Texas To Lift COVID-19 Mask Mandate, Repeal Indoor Capacity Limits
AP Photo/LM Otero –
A mask required sign is displayed on the entrance to a business Tuesday, March 2, 2021, in Dallas.
Texas is lifting its mask mandate, Gov. Greg Abbott said Tuesday, making it the largest state to end an order intended to prevent the spread of the coronavirus that has killed more than 42,000 Texans.
The Republican governor has faced sharp criticism from his party over the mandate, which was imposed eight months ago, as well as other COVID-19 restrictions on businesses that Texas will also scuttle starting next week. The mask order was only ever lightly enforced, even during the worst outbreaks of the pandemic.
The repealed rules include doing away with limits on the number of diners or customers allowed indoors, said Abbott, who made the announcement at a restaurant in Lubbock. He said the new rules would take effect March 10, although leaders in Houston and other big Texas cities were already reacting with alarm.
“Removing statewide mandates does not end personal responsibility,” said Abbott, speaking from the crowded dining room where many of those surrounding him were not wearing masks.
“It’s just that now state mandates are no longer needed,” he said.
The decision comes as governors across the U.S. have been easing coronavirus restrictions, despite warnings from health experts that the pandemic is far from over. Like the rest of the country, Texas has seen the number of cases and deaths plunge. Hospitalizations are at the lowest levels since October, and the seven-day rolling average of positive tests has dropped to about 7,600 cases, down from more than 10,000 in mid-February.
Only California and New York have reported more COVID-19 deaths than Texas.
“The fact that things are headed in the right direction doesn’t mean we have succeeded in eradicating the risk,” said Dr. Lauren Ancel Meyers, a professor of integrative biology and director of the University of Texas COVID-19 Modeling Consortium.
She said the recent deadly winter freeze in Texas that left millions of people without power — forcing families to shelter closely with others who still had heat — could amplify transmission of the virus in the weeks ahead, although it remains too early to tell. Masks, she said, are one of the most effective strategies to curb the spread.
The top county leader in Houston, Harris County Judge Lina Hidalgo, called the announcement “wishful thinking” and said spikes in hospitalizations have followed past rollbacks of COVID-19 rules.
“At worst, it is a cynical attempt to distract Texans from the failures of state oversight of our power grid,” said Hidalgo, a Democrat.
Early in the pandemic, Abbott stripped local officials of their power to implement tougher COVID-19 restrictions, but now says counties can impose “mitigation strategies” if virus hospitalizations exceed 15% of all hospital capacity in their region. However, Abbott forbade local officials from imposing penalties for not wearing a face covering.
Abbott imposed the statewide mask mandate in July during a deadly summer surge. But enforcement was spotty at best, and some sheriffs refused to police the restrictions at all. And as the pandemic dragged on, Abbott ruled out a return to tough COVID-19 rules, arguing that lockdowns do not work.
Politically, the restrictions elevated tensions between Abbott and his own party, with the head of the Texas GOP at one point leading a protest outside the governor’s mansion.
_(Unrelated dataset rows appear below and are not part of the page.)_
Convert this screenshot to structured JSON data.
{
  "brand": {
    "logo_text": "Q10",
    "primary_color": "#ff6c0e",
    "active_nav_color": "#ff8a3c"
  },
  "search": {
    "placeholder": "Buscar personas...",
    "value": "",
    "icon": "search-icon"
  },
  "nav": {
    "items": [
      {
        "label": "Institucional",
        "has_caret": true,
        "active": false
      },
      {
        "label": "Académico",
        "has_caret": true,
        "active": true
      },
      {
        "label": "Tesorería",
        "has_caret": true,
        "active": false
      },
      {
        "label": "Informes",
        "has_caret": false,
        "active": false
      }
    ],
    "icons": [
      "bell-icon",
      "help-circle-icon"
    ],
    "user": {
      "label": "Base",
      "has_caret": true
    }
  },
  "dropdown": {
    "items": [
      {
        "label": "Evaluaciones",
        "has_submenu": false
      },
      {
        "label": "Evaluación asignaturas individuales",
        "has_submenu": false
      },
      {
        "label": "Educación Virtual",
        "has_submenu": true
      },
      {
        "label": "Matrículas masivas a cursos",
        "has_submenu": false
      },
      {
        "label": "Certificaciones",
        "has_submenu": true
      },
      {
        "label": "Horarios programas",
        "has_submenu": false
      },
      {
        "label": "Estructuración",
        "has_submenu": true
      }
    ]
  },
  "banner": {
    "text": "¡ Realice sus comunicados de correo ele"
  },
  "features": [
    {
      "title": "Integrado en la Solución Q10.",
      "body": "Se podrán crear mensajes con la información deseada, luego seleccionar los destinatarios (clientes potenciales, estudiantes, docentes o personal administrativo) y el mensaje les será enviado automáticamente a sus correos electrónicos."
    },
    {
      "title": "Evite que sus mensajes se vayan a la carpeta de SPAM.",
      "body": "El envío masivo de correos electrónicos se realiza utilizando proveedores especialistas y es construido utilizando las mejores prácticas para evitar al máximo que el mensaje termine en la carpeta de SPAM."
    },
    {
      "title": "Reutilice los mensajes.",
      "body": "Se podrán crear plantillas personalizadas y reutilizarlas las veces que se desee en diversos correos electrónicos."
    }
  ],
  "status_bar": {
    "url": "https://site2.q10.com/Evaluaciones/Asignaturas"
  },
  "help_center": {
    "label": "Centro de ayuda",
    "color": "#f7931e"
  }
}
Meanwhile, mayors in Texas’ biggest cities argued that Abbott wasn’t doing enough.
Most of the country has lived under mask mandates during the pandemic, with at least 37 states requiring face coverings to some degree. But those orders are increasingly falling by the wayside: North Dakota, Montana and Iowa have also lifted mask orders in recent weeks.
Ahead of the repeal in Texas, Democratic lawmakers urged Abbott to reconsider.
“Texas will experience more cases, more hospitalizations and more deaths,” state Rep. Richard Peña Raymond, a Democrat from the border city of Laredo, told Abbott in a letter Monday.
Laredo, whose population is predominately Latino, has endured some of the worst outbreaks of the pandemic, running out of beds in hospital intensive care units as recently as January. The international trade hub has been among Texas’ most aggressive cities in trying to blunt the spread of the virus, taking measures that have included curfews.
“Elected by the people, your most fundamental obligation is their health and safety. Please do not abrogate your duty,” Raymond said.